Mahnaz Afkhami fue la última mujer que formó parte de un gobierno iraní antes del advenimiento del actual régimen.

Bajo el gobierno autocrático y pro Occidental del Shah, se desempeñó como ministra para Asuntos de la Mujer entre 1976 y 1978.

Cuando sobrevino la revolución, huyó al exilio y actualmente vive en Estados Unidos.

"Yo estaba en uno de los primeros grupos en ser acusados de 'corrupción terrenal' y 'desafío a Dios'. Figuraba en la lista negra, de modo que tuve que abandonar el país", cuenta Afkhami a la BBC.

Aun así, tuvo mejor fortuna que otra mujer ministra, Farrokhroo Parsa.

"Ella fue ejecutada.

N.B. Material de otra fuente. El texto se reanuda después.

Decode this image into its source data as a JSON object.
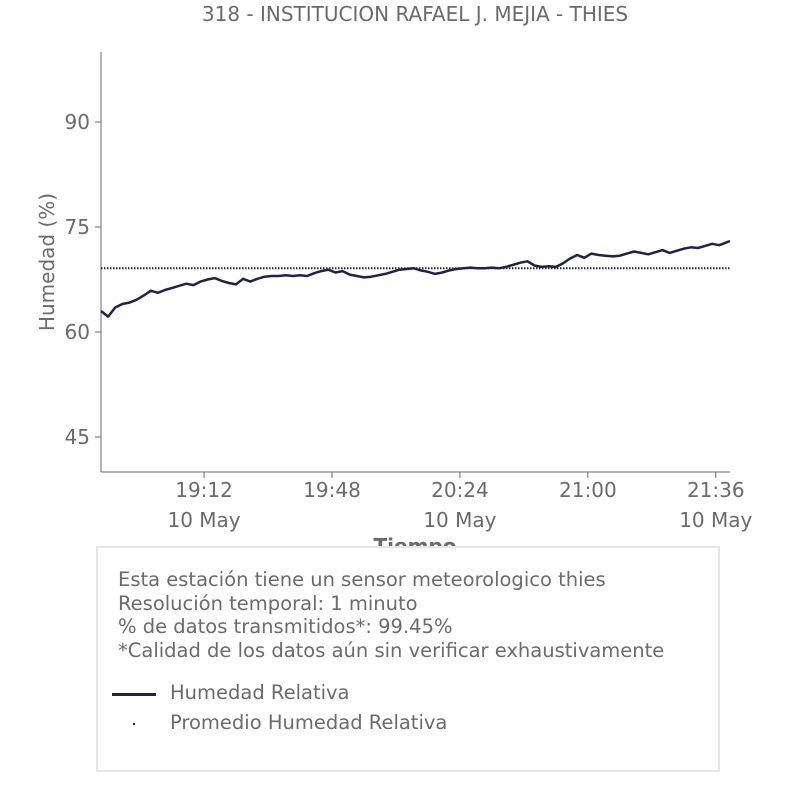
{
  "chart_data": {
    "type": "line",
    "title": "318 - INSTITUCION RAFAEL J. MEJIA - THIES",
    "xlabel": "Tiempo",
    "ylabel": "Humedad (%)",
    "ylim": [
      40,
      100
    ],
    "yticks": [
      45,
      60,
      75,
      90
    ],
    "x_range": [
      "18:43",
      "21:40"
    ],
    "xticks": [
      {
        "time": "19:12",
        "label": "19:12",
        "date": "10 May"
      },
      {
        "time": "19:48",
        "label": "19:48",
        "date": ""
      },
      {
        "time": "20:24",
        "label": "20:24",
        "date": "10 May"
      },
      {
        "time": "21:00",
        "label": "21:00",
        "date": ""
      },
      {
        "time": "21:36",
        "label": "21:36",
        "date": "10 May"
      }
    ],
    "series": [
      {
        "name": "Humedad Relativa",
        "color": "#222244",
        "style": "solid",
        "points": [
          [
            "18:43",
            63.0
          ],
          [
            "18:45",
            62.2
          ],
          [
            "18:47",
            63.5
          ],
          [
            "18:49",
            64.0
          ],
          [
            "18:51",
            64.2
          ],
          [
            "18:53",
            64.6
          ],
          [
            "18:55",
            65.2
          ],
          [
            "18:57",
            65.9
          ],
          [
            "18:59",
            65.6
          ],
          [
            "19:01",
            66.0
          ],
          [
            "19:03",
            66.3
          ],
          [
            "19:05",
            66.6
          ],
          [
            "19:07",
            66.9
          ],
          [
            "19:09",
            66.7
          ],
          [
            "19:11",
            67.2
          ],
          [
            "19:13",
            67.5
          ],
          [
            "19:15",
            67.7
          ],
          [
            "19:17",
            67.3
          ],
          [
            "19:19",
            67.0
          ],
          [
            "19:21",
            66.8
          ],
          [
            "19:23",
            67.6
          ],
          [
            "19:25",
            67.2
          ],
          [
            "19:27",
            67.6
          ],
          [
            "19:29",
            67.9
          ],
          [
            "19:31",
            68.0
          ],
          [
            "19:33",
            68.0
          ],
          [
            "19:35",
            68.1
          ],
          [
            "19:37",
            68.0
          ],
          [
            "19:39",
            68.1
          ],
          [
            "19:41",
            68.0
          ],
          [
            "19:43",
            68.4
          ],
          [
            "19:45",
            68.7
          ],
          [
            "19:47",
            68.9
          ],
          [
            "19:49",
            68.5
          ],
          [
            "19:51",
            68.7
          ],
          [
            "19:53",
            68.2
          ],
          [
            "19:55",
            68.0
          ],
          [
            "19:57",
            67.8
          ],
          [
            "19:59",
            67.9
          ],
          [
            "20:01",
            68.1
          ],
          [
            "20:03",
            68.3
          ],
          [
            "20:05",
            68.6
          ],
          [
            "20:07",
            68.9
          ],
          [
            "20:09",
            69.0
          ],
          [
            "20:11",
            69.1
          ],
          [
            "20:13",
            68.8
          ],
          [
            "20:15",
            68.6
          ],
          [
            "20:17",
            68.3
          ],
          [
            "20:19",
            68.5
          ],
          [
            "20:21",
            68.8
          ],
          [
            "20:23",
            69.0
          ],
          [
            "20:25",
            69.1
          ],
          [
            "20:27",
            69.2
          ],
          [
            "20:29",
            69.1
          ],
          [
            "20:31",
            69.1
          ],
          [
            "20:33",
            69.2
          ],
          [
            "20:35",
            69.1
          ],
          [
            "20:37",
            69.3
          ],
          [
            "20:39",
            69.6
          ],
          [
            "20:41",
            69.9
          ],
          [
            "20:43",
            70.1
          ],
          [
            "20:45",
            69.5
          ],
          [
            "20:47",
            69.3
          ],
          [
            "20:49",
            69.4
          ],
          [
            "20:51",
            69.3
          ],
          [
            "20:53",
            69.8
          ],
          [
            "20:55",
            70.5
          ],
          [
            "20:57",
            71.0
          ],
          [
            "20:59",
            70.6
          ],
          [
            "21:01",
            71.2
          ],
          [
            "21:03",
            71.0
          ],
          [
            "21:05",
            70.9
          ],
          [
            "21:07",
            70.8
          ],
          [
            "21:09",
            70.9
          ],
          [
            "21:11",
            71.2
          ],
          [
            "21:13",
            71.5
          ],
          [
            "21:15",
            71.3
          ],
          [
            "21:17",
            71.1
          ],
          [
            "21:19",
            71.4
          ],
          [
            "21:21",
            71.7
          ],
          [
            "21:23",
            71.3
          ],
          [
            "21:25",
            71.6
          ],
          [
            "21:27",
            71.9
          ],
          [
            "21:29",
            72.1
          ],
          [
            "21:31",
            72.0
          ],
          [
            "21:33",
            72.3
          ],
          [
            "21:35",
            72.6
          ],
          [
            "21:37",
            72.4
          ],
          [
            "21:39",
            72.8
          ],
          [
            "21:40",
            73.0
          ]
        ]
      },
      {
        "name": "Promedio Humedad Relativa",
        "color": "#222244",
        "style": "dotted",
        "constant": 69.1
      }
    ],
    "legend": "inside-box-below-info",
    "grid": false
  },
  "info": {
    "lines": [
      "Esta estación tiene un sensor meteorologico thies",
      "Resolución temporal: 1 minuto",
      "% de datos transmitidos*: 99.45%",
      "*Calidad de los datos aún sin verificar exhaustivamente"
    ]
  },
  "legend": {
    "items": [
      {
        "label": "Humedad Relativa"
      },
      {
        "label": "Promedio Humedad Relativa"
      }
    ]
  }
}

Se quedó en Irán y la mataron", recuerda con pesar.

Parsa había sido ministra de Educación, cargo que dejó de desempeñar ocho años antes de la revolución.

Tanto ella como Afkhami lucharon abiertamente por los derechos de las mujeres en Irán, tanto dentro del gobierno como fuera de él.

Esto era algo que no agradaba a los elementos más conservadores de la nueva república.

"Numerosas mujeres participaron en la revolución y muchas de ellas ejercieron presión para lograr más derechos, más libertad y más igualdad", explica Afkhami.

"Fue una gran decepción cuando el régimen comenzó a revertir las conquistas que se habían logrado".

Prostitución

Después de 1979, muchos de los derechos otorgados a las mujeres por el Shah fueron abolidos. La orden fue que se revocaran aquellas normas que contravenían la estricta ley islámica o sharia.

Image caption Parsa fue ejecutada tras ser acusada de "prostitución".

Se instauró la poligamia y, más visiblemente, el uso de la hijab (o velo) se volvió obligatorio en espacios públicos.

Los padres divorciados obtuvieron automáticamente la custodia de los hijos mayores y se prohibió la designación de juezas.

Hubo protestas masivas para impedir este retroceso de los derechos femeninos, pero las mujeres que participaron en ellas, como Parsa, fueron consideradas como una amenaza para la república.

La ex ministra de Educación fue acusada de "prostitución" y ejecutada el 8 de mayo de 1980.

Según Afkhami, el líder espiritual de la revolución, el ayatolá Jomeini, consideraba que cualquier participación política de las mujeres equivalía a prostituirse.

Tres décadas después, la ex ministra afirma que los derechos femeninos continúan siendo una fuente de conflicto interno.

"En los últimos 30 años, la situación de las mujeres ha estado en el centro del debate en Irán: su papel, su posición, lo que visten, cómo actúan".

"Ha sido extraordinaria la cantidad de energía, tiempo y recursos que la República Islámica ha invertido para que las mujeres lleven el velo de forma correcta, dejen de maquillarse y se mantengan separadas de los hombres", completa.

Nueva generación

De todos modos, Afkhami está convencida de que las iraníes acabarán triunfando.

"No me cabe ninguna duda de que las mujeres saldrán ganando, simplemente porque la ideología arcaica del régimen está en contra de la historia", opina.

"La historia se mueve en una dirección muy diferente. La gente está consciente de lo que está ocurriendo a su alrededor; las personas interactúan y sus aspiraciones se encuentran en otra parte".

Sin embargo, es poco probable que las mujeres propuestas para el nuevo gabinete de Ahmadinejad impulsen una agenda acorde a la de Afkhami.

Fatima Ajorlou (la escogida para el ministerio de Bienestar y Seguridad Social), Marzieh Vahid Dastjerdi (Salud) y Sousan Keshavarz (Educación) son conservadoras de línea dura.

Sus nominaciones deben ser aprobadas por el Parlamento antes de que puedan asumir sus cargos.